Langston then chose to enter the political fray. In 1883, the U.S. Supreme Court ruled unconstitutional the Civil Rights Act of 1875 that prevented racial discrimination in hotels, trains and other public places. “That seems to signal to Langston that he needs to seek public office,” says Dinnella-Borrego. Black Republicans in the 4th District, a region that embraced Petersburg and a dozen Southern Virginia counties, urged Langston to run for the U.S. House of Representatives in the 1888 election. Mahone, the Republican state chairman, balked and persuaded Frederick Douglass to write a letter opposing Langston, an earlier ally. “Langston favors black emigration from the South,” says Dinnella-Borrego. “Douglass is not a fan of blacks leaving the South. Douglass makes unkind comments about Langston’s son, Frank, [who was] charged with murder and acquitted.”
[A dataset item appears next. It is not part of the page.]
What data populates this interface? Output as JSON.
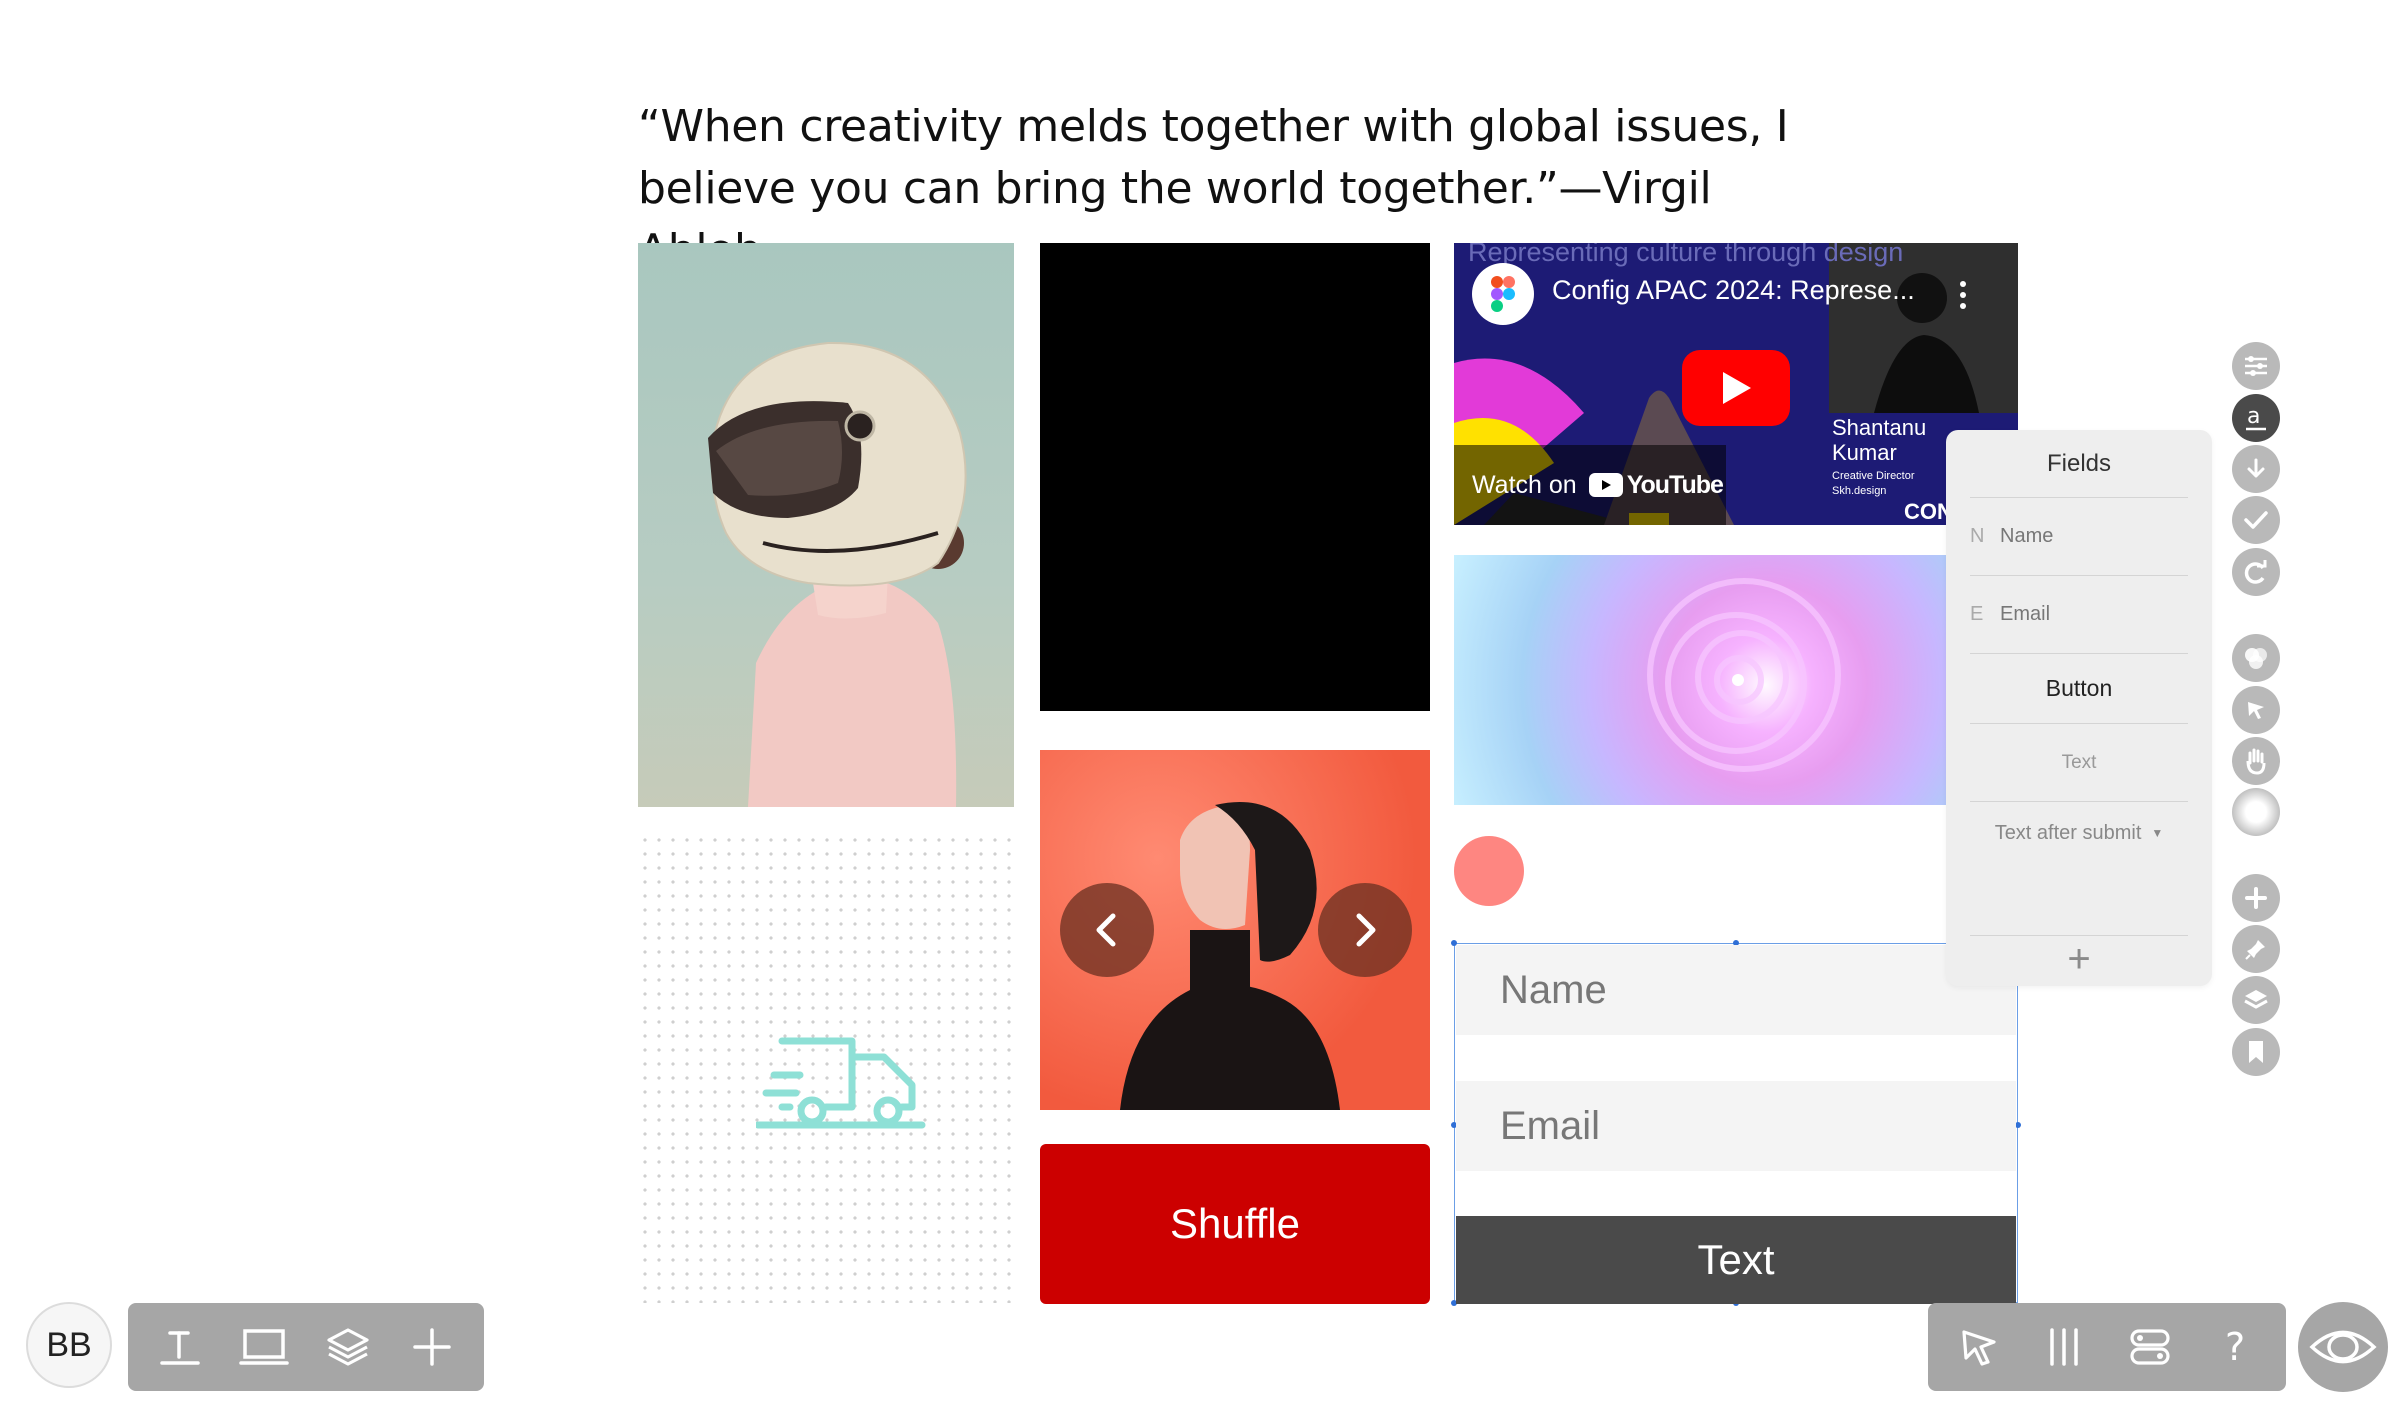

Still, “the black community doesn’t listen to Douglass and even castigates him,” Dinnella-Borrego says. He attributes Mahone’s hostility toward Langston’s candidacy to the former Confederate not wanting to exacerbate district tensions — and, perhaps, Mahone feared a dimming of his own influence. He supported Richard W. Arnold, a white Republican, in a three-way race.
Langston, who ran as an independent Republican, held an advantage that other black candidates in Virginia did not: a war chest. He inherited money from his father, who’d made substantial railroad investments. Langston hired poll monitors who witnessed voters divided into black and white lines in some Petersburg wards, an effort to stall black voters. Langston’s 12,657 votes trounced Arnold’s 3,027, but Democrat Edward C. Venable won with 13,298 votes. Langston didn’t surrender. When the 51st Congress gathered, he presented solid evidence of fraud and corruption. The House of Representatives voted on Sept. 23, 1890, to send Venable packing and seated Langston.
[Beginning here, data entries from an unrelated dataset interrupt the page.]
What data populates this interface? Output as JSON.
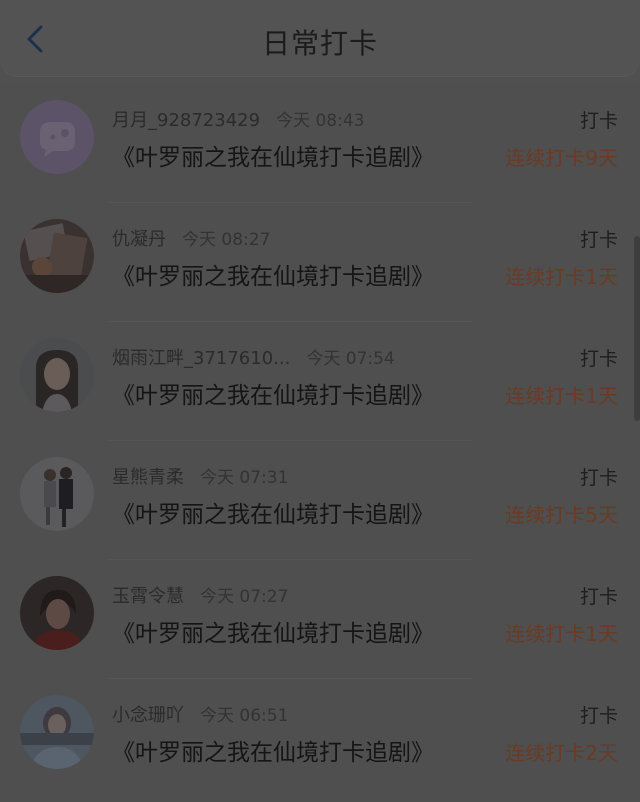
{
  "header": {
    "title": "日常打卡",
    "back_icon": "chevron-left-icon"
  },
  "checkins": [
    {
      "user": "月月_928723429",
      "time": "今天 08:43",
      "drama": "《叶罗丽之我在仙境打卡追剧》",
      "action": "打卡",
      "streak": "连续打卡9天"
    },
    {
      "user": "仇凝丹",
      "time": "今天 08:27",
      "drama": "《叶罗丽之我在仙境打卡追剧》",
      "action": "打卡",
      "streak": "连续打卡1天"
    },
    {
      "user": "烟雨江畔_3717610...",
      "time": "今天 07:54",
      "drama": "《叶罗丽之我在仙境打卡追剧》",
      "action": "打卡",
      "streak": "连续打卡1天"
    },
    {
      "user": "星熊青柔",
      "time": "今天 07:31",
      "drama": "《叶罗丽之我在仙境打卡追剧》",
      "action": "打卡",
      "streak": "连续打卡5天"
    },
    {
      "user": "玉霄令慧",
      "time": "今天 07:27",
      "drama": "《叶罗丽之我在仙境打卡追剧》",
      "action": "打卡",
      "streak": "连续打卡1天"
    },
    {
      "user": "小念珊吖",
      "time": "今天 06:51",
      "drama": "《叶罗丽之我在仙境打卡追剧》",
      "action": "打卡",
      "streak": "连续打卡2天"
    }
  ]
}
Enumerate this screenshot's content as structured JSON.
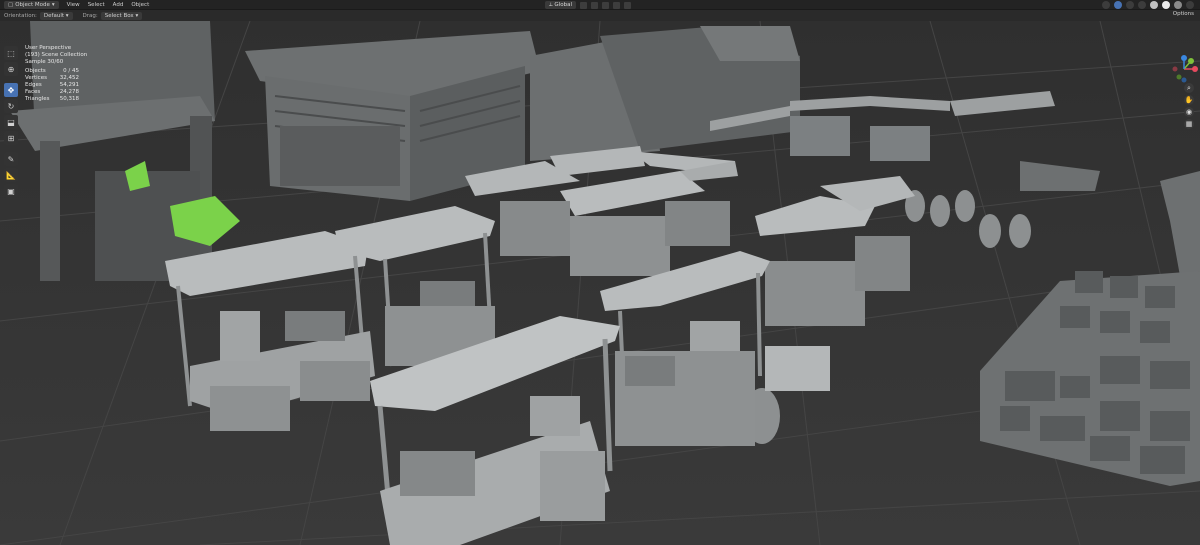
{
  "header": {
    "mode": "Object Mode",
    "menus": [
      "View",
      "Select",
      "Add",
      "Object"
    ],
    "transform_orientation": "Global"
  },
  "subheader": {
    "orientation_label": "Orientation:",
    "orientation_value": "Default",
    "drag_label": "Drag:",
    "drag_value": "Select Box",
    "options": "Options"
  },
  "overlay": {
    "view": "User Perspective",
    "collection": "(193) Scene Collection",
    "sample": "Sample 30/60",
    "stats": [
      {
        "k": "Objects",
        "v": "0 / 45"
      },
      {
        "k": "Vertices",
        "v": "32,452"
      },
      {
        "k": "Edges",
        "v": "54,291"
      },
      {
        "k": "Faces",
        "v": "24,278"
      },
      {
        "k": "Triangles",
        "v": "50,318"
      }
    ]
  },
  "toolbar": {
    "tools": [
      {
        "icon": "select-box-icon",
        "glyph": "⬚",
        "active": false
      },
      {
        "icon": "cursor-icon",
        "glyph": "⊕",
        "active": false
      },
      {
        "icon": "move-icon",
        "glyph": "✥",
        "active": true
      },
      {
        "icon": "rotate-icon",
        "glyph": "↻",
        "active": false
      },
      {
        "icon": "scale-icon",
        "glyph": "⬓",
        "active": false
      },
      {
        "icon": "transform-icon",
        "glyph": "⊞",
        "active": false
      },
      {
        "icon": "annotate-icon",
        "glyph": "✎",
        "active": false
      },
      {
        "icon": "measure-icon",
        "glyph": "📐",
        "active": false
      },
      {
        "icon": "add-cube-icon",
        "glyph": "▣",
        "active": false
      }
    ]
  },
  "gizmo": {
    "x_color": "#e84a5f",
    "y_color": "#7fc23a",
    "z_color": "#3a87e0"
  },
  "colors": {
    "accent": "#4772b3",
    "ground": "#3a3a3a",
    "grid": "#474747",
    "model": "#a9acad",
    "model_dark": "#7c8082",
    "leaves": "#7bd24a"
  }
}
He served until March 3, 1891. Langston spoke in the House on Jan. 16, 1891, in favor of Massachusetts Republican Henry Cabot Lodge’s Federal Elections Bill, intended to ensure fair treatment of blacks in Southern elections. The bill fell to political horse-trading and Northern weariness over sorting out Southern political issues.
Once his term was up, Langston retired from public office but continued lawyering and speaking out on rights issues until his 1897 death, though sometimes with mixed messages. When activist Ida B. Wells spoke in England about lynching, Langston criticized her tactics. “He wasn’t perfect,” Dinnella-Borrego says. “Perhaps he was playing the pragmatist ... or maybe he didn’t want black women engaging in these issues.”
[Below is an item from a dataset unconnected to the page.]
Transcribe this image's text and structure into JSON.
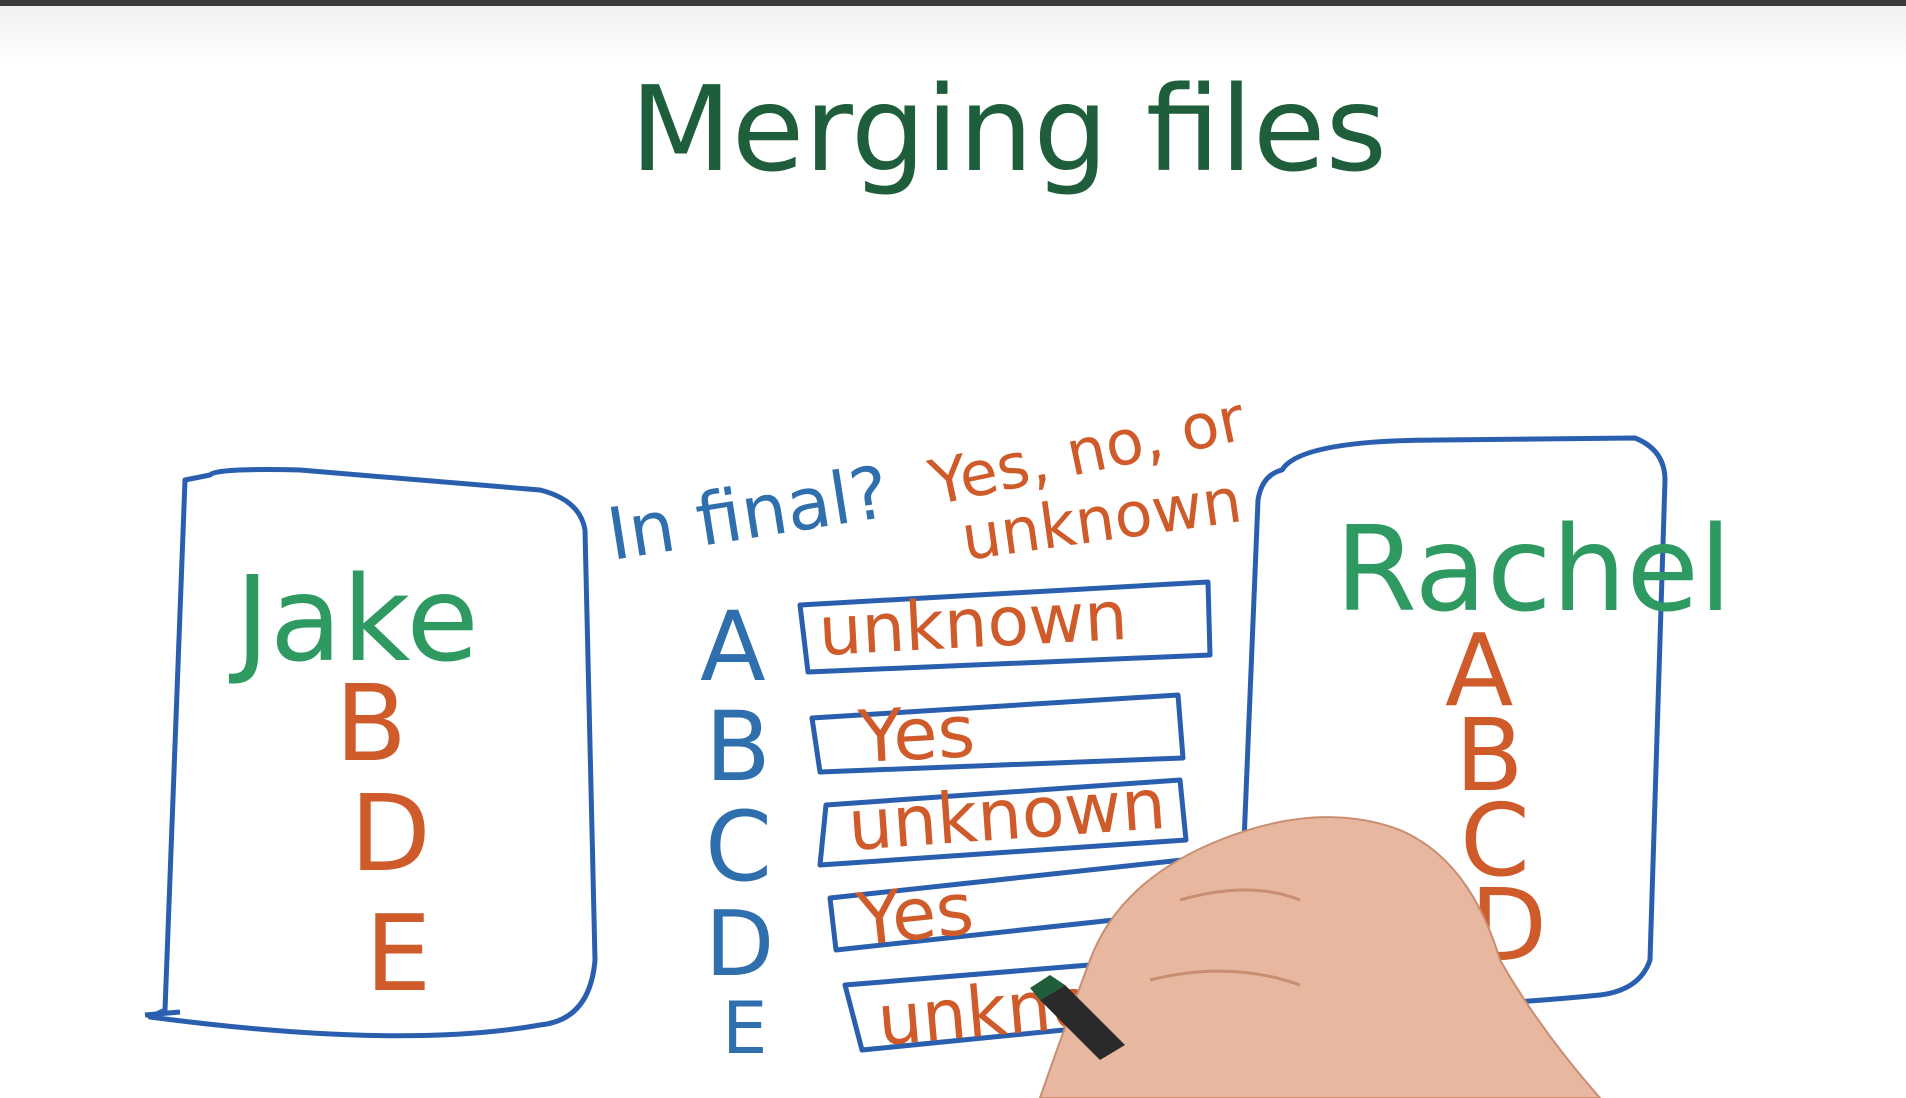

After moving back to Washington, Langston wrote an 1894 autobiography, “From the Virginia Plantation to the National Capitol.” Using the third person, he summarized the 1888 campaign this way: “If one considers its personnel, the peculiar division of parties, the issues presented to the people, the mode of its conduct, the manner in which Mr. Langston was treated both by the Democratic Party and an intelligent, active and powerful faction of the Republican, and its final results, closing in his complete vindication upon popular verdict and vote, [it] must stand among the most remarkable and memorable known in American political history.”